Stepney: [to his trucks] Come along! Come along!
Players: Our one and only ball!

Caroline: [about steam engines] They have their uses. They can save the wear on a poor cars wheels!

Bowled Out

Gordon: Disgraceful!
James: Disgusting!
Henry: Despicable!
Donald and Douglas: To say such things to us! It's to teach him a lesson he be wantin', now how do we do it?

Gordon: Hello! You're early! That's one in the headlamp for old diesel.
Stepney: James says he's sick as boiler sludge and sulking in the shed.
Gordon: Serves him right for saying we're out of date.

Henry and the Elephant

Henry: An elephant pushed me, an elephant hooshed me!

Gordon: First the rain, then an elephant. Whatever will you be afraid of next?
Thomas: Never mind, Henry. I think you were brave today, and really reliable too.

Toad Stands By

S.C. Ruffey and the trucks: [sing] Oliver's no use at all, thinks he's very clever.
Says that he can manage us, that's the best joke ever!
When he orders us about with the greatest folly, we just push him down the well! "POP" goes old Ollie!

The Fat Controller: [inspects Scruffey] As I thought. Rotten wood, rusty frames. Maybe if we put you back together, you'll earn yourself a better name.

Bulls Eyes

Daisy: You're afraid of getting hurt yourself.
Toby: I'm not!
Daisy: Yes, you are.

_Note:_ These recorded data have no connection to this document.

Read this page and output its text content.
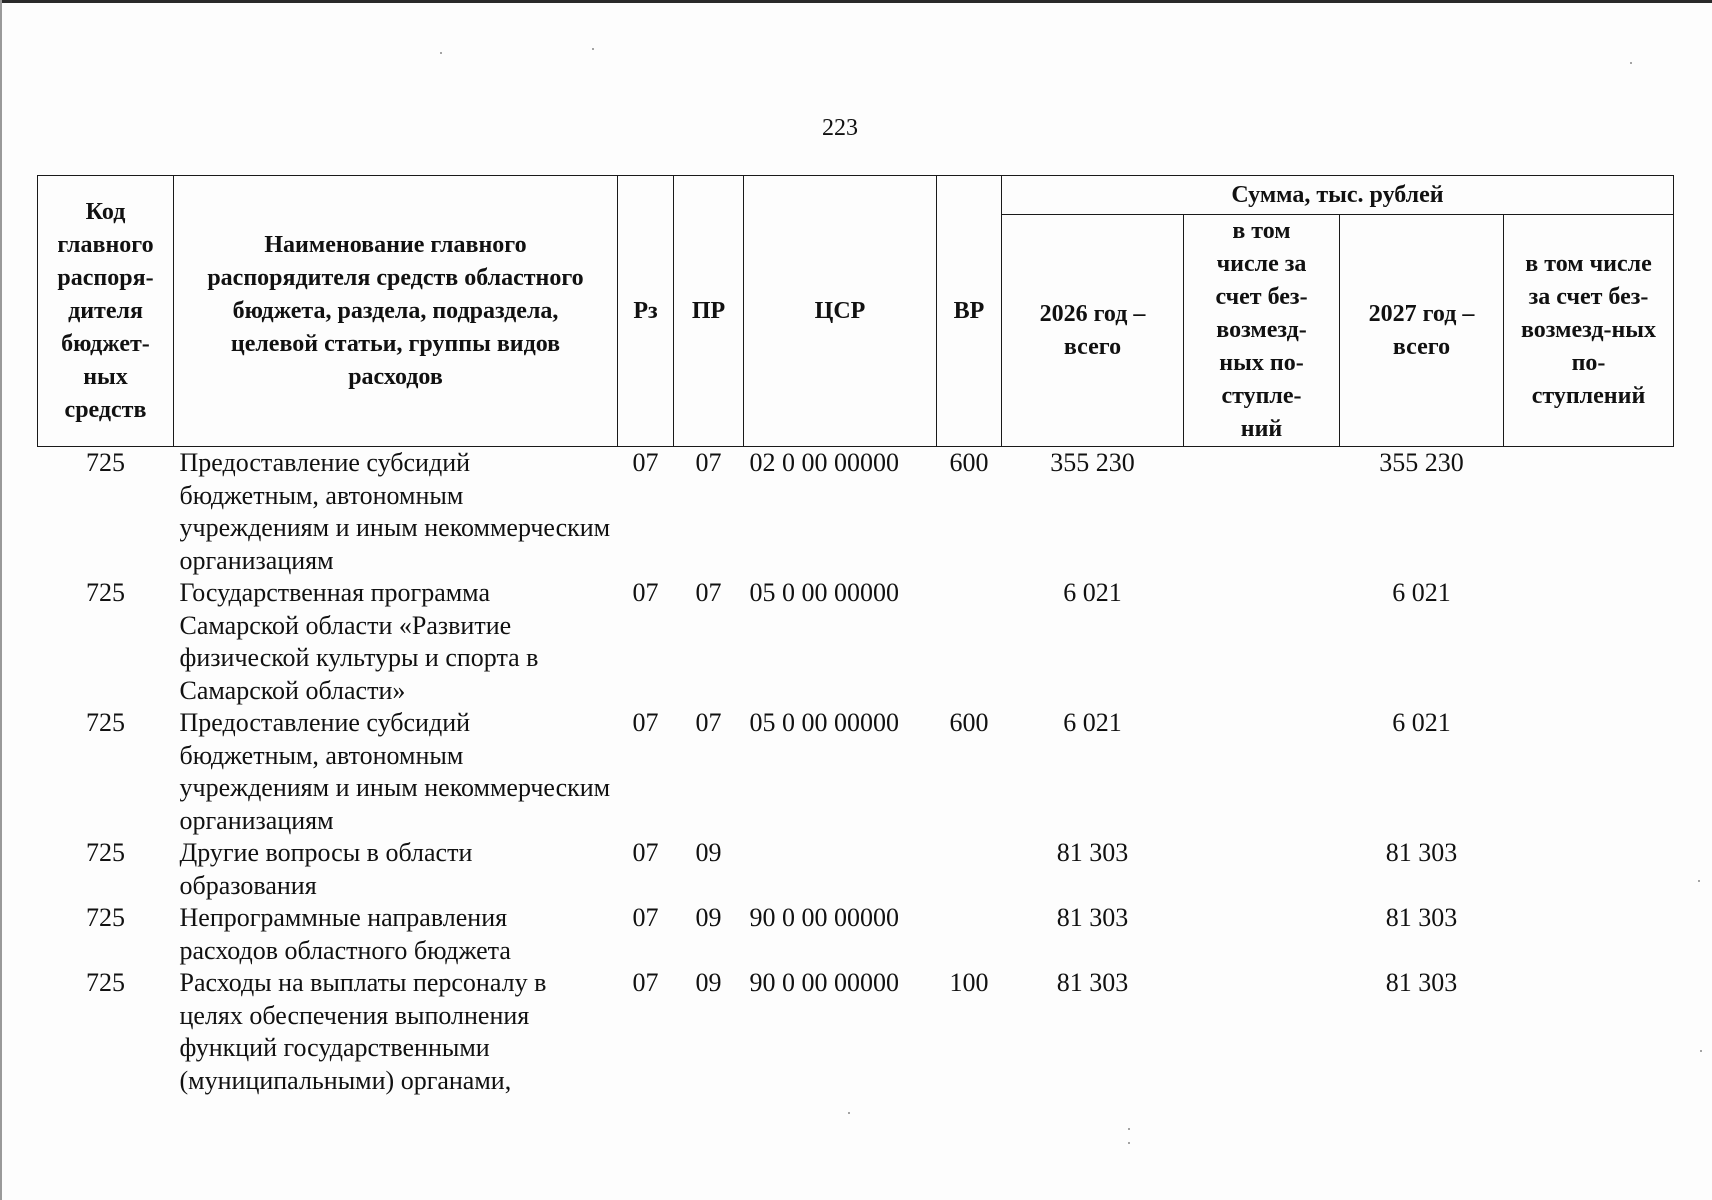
223
Код главного распоря-дителя бюджет-ных средств	Наименование главного распорядителя средств областного бюджета, раздела, подраздела, целевой статьи, группы видов расходов	Рз	ПР	ЦСР	ВР	Сумма, тыс. рублей			
						2026 год – всего	в том числе за счет без-возмезд-ных по-ступле-ний	2027 год – всего	в том числе за счет без-возмезд-ных по-ступлений
725	Предоставление субсидий бюджетным, автономным учреждениям и иным некоммерческим организациям	07	07	02 0 00 00000	600	355 230		355 230	
725	Государственная программа Самарской области «Развитие физической культуры и спорта в Самарской области»	07	07	05 0 00 00000		6 021		6 021	
725	Предоставление субсидий бюджетным, автономным учреждениям и иным некоммерческим организациям	07	07	05 0 00 00000	600	6 021		6 021	
725	Другие вопросы в области образования	07	09			81 303		81 303	
725	Непрограммные направления расходов областного бюджета	07	09	90 0 00 00000		81 303		81 303	
725	Расходы на выплаты персоналу в целях обеспечения выполнения функций государственными (муниципальными) органами,	07	09	90 0 00 00000	100	81 303		81 303	
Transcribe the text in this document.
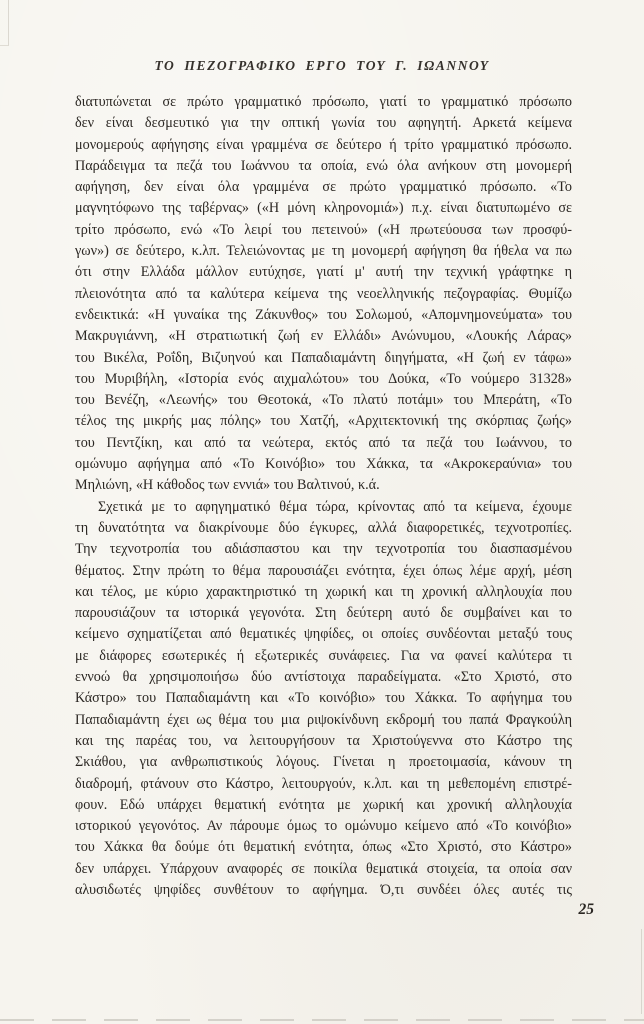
ΤΟ ΠΕΖΟΓΡΑΦΙΚΟ ΕΡΓΟ ΤΟΥ Γ. ΙΩΑΝΝΟΥ
διατυπώνεται σε πρώτο γραμματικό πρόσωπο, γιατί το γραμματικό πρόσωπο
δεν είναι δεσμευτικό για την οπτική γωνία του αφηγητή. Αρκετά κείμενα
μονομερούς αφήγησης είναι γραμμένα σε δεύτερο ή τρίτο γραμματικό πρόσωπο.
Παράδειγμα τα πεζά του Ιωάννου τα οποία, ενώ όλα ανήκουν στη μονομερή
αφήγηση, δεν είναι όλα γραμμένα σε πρώτο γραμματικό πρόσωπο. «Το
μαγνητόφωνο της ταβέρνας» («Η μόνη κληρονομιά») π.χ. είναι διατυπωμένο σε
τρίτο πρόσωπο, ενώ «Το λειρί του πετεινού» («Η πρωτεύουσα των προσφύ-
γων») σε δεύτερο, κ.λπ. Τελειώνοντας με τη μονομερή αφήγηση θα ήθελα να πω
ότι στην Ελλάδα μάλλον ευτύχησε, γιατί μ' αυτή την τεχνική γράφτηκε η
πλειονότητα από τα καλύτερα κείμενα της νεοελληνικής πεζογραφίας. Θυμίζω
ενδεικτικά: «Η γυναίκα της Ζάκυνθος» του Σολωμού, «Απομνημονεύματα» του
Μακρυγιάννη, «Η στρατιωτική ζωή εν Ελλάδι» Ανώνυμου, «Λουκής Λάρας»
του Βικέλα, Ροΐδη, Βιζυηνού και Παπαδιαμάντη διηγήματα, «Η ζωή εν τάφω»
του Μυριβήλη, «Ιστορία ενός αιχμαλώτου» του Δούκα, «Το νούμερο 31328»
του Βενέζη, «Λεωνής» του Θεοτοκά, «Το πλατύ ποτάμι» του Μπεράτη, «Το
τέλος της μικρής μας πόλης» του Χατζή, «Αρχιτεκτονική της σκόρπιας ζωής»
του Πεντζίκη, και από τα νεώτερα, εκτός από τα πεζά του Ιωάννου, το
ομώνυμο αφήγημα από «Το Κοινόβιο» του Χάκκα, τα «Ακροκεραύνια» του
Μηλιώνη, «Η κάθοδος των εννιά» του Βαλτινού, κ.ά.
Σχετικά με το αφηγηματικό θέμα τώρα, κρίνοντας από τα κείμενα, έχουμε
τη δυνατότητα να διακρίνουμε δύο έγκυρες, αλλά διαφορετικές, τεχνοτροπίες.
Την τεχνοτροπία του αδιάσπαστου και την τεχνοτροπία του διασπασμένου
θέματος. Στην πρώτη το θέμα παρουσιάζει ενότητα, έχει όπως λέμε αρχή, μέση
και τέλος, με κύριο χαρακτηριστικό τη χωρική και τη χρονική αλληλουχία που
παρουσιάζουν τα ιστορικά γεγονότα. Στη δεύτερη αυτό δε συμβαίνει και το
κείμενο σχηματίζεται από θεματικές ψηφίδες, οι οποίες συνδέονται μεταξύ τους
με διάφορες εσωτερικές ή εξωτερικές συνάφειες. Για να φανεί καλύτερα τι
εννοώ θα χρησιμοποιήσω δύο αντίστοιχα παραδείγματα. «Στο Χριστό, στο
Κάστρο» του Παπαδιαμάντη και «Το κοινόβιο» του Χάκκα. Το αφήγημα του
Παπαδιαμάντη έχει ως θέμα του μια ριψοκίνδυνη εκδρομή του παπά Φραγκούλη
και της παρέας του, να λειτουργήσουν τα Χριστούγεννα στο Κάστρο της
Σκιάθου, για ανθρωπιστικούς λόγους. Γίνεται η προετοιμασία, κάνουν τη
διαδρομή, φτάνουν στο Κάστρο, λειτουργούν, κ.λπ. και τη μεθεπομένη επιστρέ-
φουν. Εδώ υπάρχει θεματική ενότητα με χωρική και χρονική αλληλουχία
ιστορικού γεγονότος. Αν πάρουμε όμως το ομώνυμο κείμενο από «Το κοινόβιο»
του Χάκκα θα δούμε ότι θεματική ενότητα, όπως «Στο Χριστό, στο Κάστρο»
δεν υπάρχει. Υπάρχουν αναφορές σε ποικίλα θεματικά στοιχεία, τα οποία σαν
αλυσιδωτές ψηφίδες συνθέτουν το αφήγημα. Ό,τι συνδέει όλες αυτές τις
25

I don't have stupid cow-catchers, but I'm not frightened. I'd just toot and they'd all go away.
Toby: But they don't.
Daisy: They would with me. Animals run if they toot and look them in the eye.
Toby: Even bulls?
Daisy: Even bulls.

Boy: Look, Daisy. I got some sweets, they're called "Bull's Eyes"! I like them. Do you?
Daisy: [leaves] Aw, keep your old "Bull's Eyes"!

Thomas and the Special Letter

Donald: Good evening, you three! Aren't we all a fine sight?
Toby: Very splendid, indeed.
Douglas: Sorry we can't stop. The Fat Controller wants us all together at the station.

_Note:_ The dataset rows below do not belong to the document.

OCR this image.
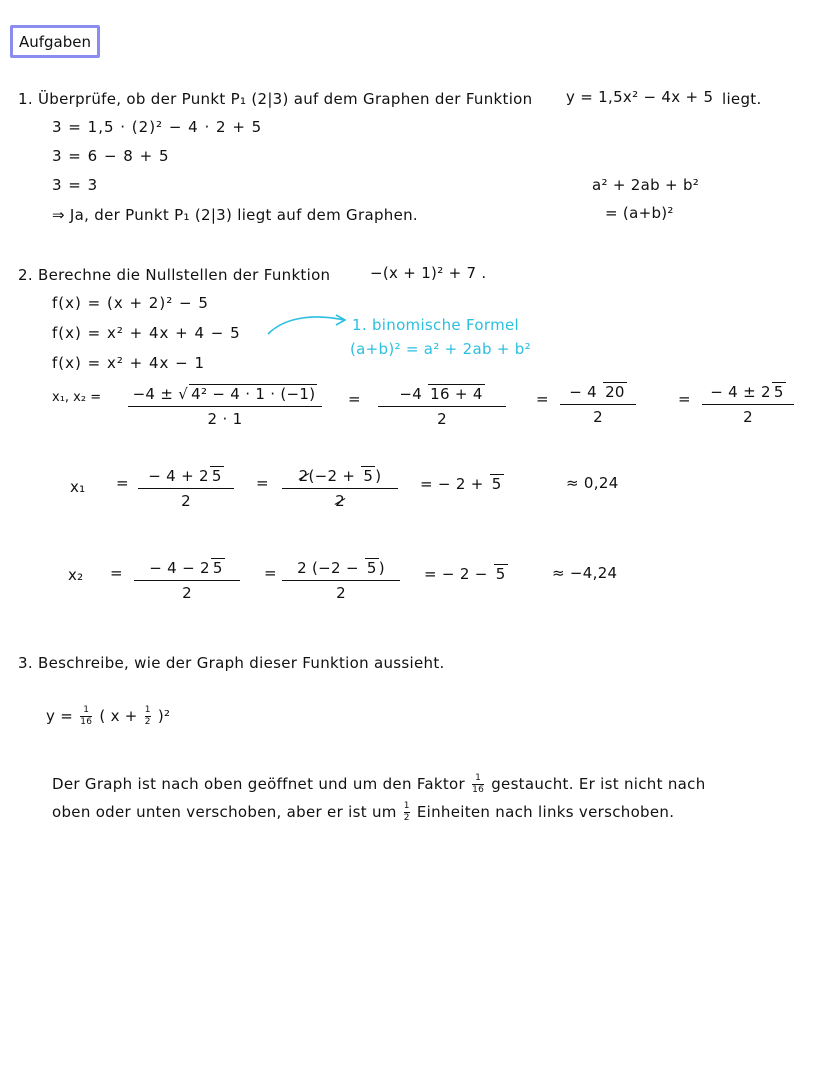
Aufgaben
1. Überprüfe, ob der Punkt P₁ (2|3) auf dem Graphen der Funktion y = 1,5x² − 4x + 5 liegt.
3 = 1,5 · (2)² − 4 · 2 + 5
3 = 6 − 8 + 5
3 = 3
⇒ Ja, der Punkt P₁ (2|3) liegt auf dem Graphen.
a² + 2ab + b²
= (a+b)²
2. Berechne die Nullstellen der Funktion	−(x + 1)² + 7 .
f(x) = (x + 2)² − 5
f(x) = x² + 4x + 4 − 5
f(x) = x² + 4x − 1
1. binomische Formel
(a+b)² = a² + 2ab + b²
x₁, x₂ = −4 ± √ 4² − 4 · 1 · (−1)
2 · 1
=	−4 16 + 4
2
= − 4 20
2
= − 4 ± 2 5
2
x₁ = − 4 + 2 5
2
= 2(−2 + 5 )
2
= − 2 + 5	≈ 0,24
x₂ = − 4 − 2 5
2
= 2 (−2 − 5 )
2
= − 2 − 5	≈ −4,24
3. Beschreibe, wie der Graph dieser Funktion aussieht.
$y = \frac{1}{16}$ ( $x + \frac{1}{2} )^2$
Der Graph ist nach oben geöffnet und um den Faktor $\frac{1}{16}$ gestaucht. Er ist nicht nach
oben oder unten verschoben, aber er ist um $\frac{1}{2}$ Einheiten nach links verschoben.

The Fat Controller: I have an important letter to read from a little girl who is 5 years old.
Letter: Dear Thomas and all the engines, please can I meet you? My friends say they would like to meet you, too. You can come to my house for tea, but my mom says there aren't any railway tracks to my house. Can you come to the station instead? Thank you very much!
The Fat Controller: It seems that there are many girls and boys who would like to meet you. Therefore, we are all going to the big city far away!
Engines: Hooray! Hooray!
The Fat Controller: Silence! Other engines will be working here while you're away, so please show them what to do.

Thomas: [to Percy] I'm glad the little girl wrote to us. Isn't it wonderful what happiness a letter can bring?


Paint Pots and Queens/Thomas Meets the Queen

Gordon: Remember, Thomas. United we stand, together we fall. You help me, and I'll help you.

Narrator: The engines wondered who would pull the Royal Train.
Edward: I'm too old to pull important trains.
Gordon: I'm in disgrace!
James: He'll choose me, of course.
Henry: You?! You can't climb hills! He'll ask me to pull the train, and I'll have a new coat of paint!


Fish

Thomas: Hello, Duck. Going fishing? I'd take care if I were you.
Duck: Why?
Thomas: Well, for one thing, if fish get into an engine's boiler, they always cause trouble. And for another, fish can be awfully smelly. And I know what I'm talking about. Good night.

The Fat Controller: The accident wasn't your fault. We should've checked that this tail lamp was fixed on properly. We'll soon have you in working order again.
Duck: Thank you, sir. Thomas told me to be careful about fish. They got me in a ripe pickle, didn't they?

Special Attraction

Driver: Well, if that doesn't take the biscuit! They've run out of room in the parade and don't need a special attraction after all. We've got to go home, Toby. I'm sorry, old boy.
Toby: [sighs] So am I.

Bulstrode: C'mon! C'mon! Why aren't you trucks where you should be?
Trucks: There's no engine and we can only go where we're put! You're in the wrong place! Not us!

Mind That Bike

[Percy sees nothing but mail bags on the station platform]
Percy: What happened to Tom?
Driver: And his old van? No wonder the new postman looks cross. Trying to carry mailbags on a bicycle would make anyone miserable!

[after Percy damaged Tom's bike]
Percy: I'm sorry, Mr. Tipper.
Tom: Never mind, Percy. It wasn't your fault, but now I've only got my legs to get the mail delivered. Whatever will happen next?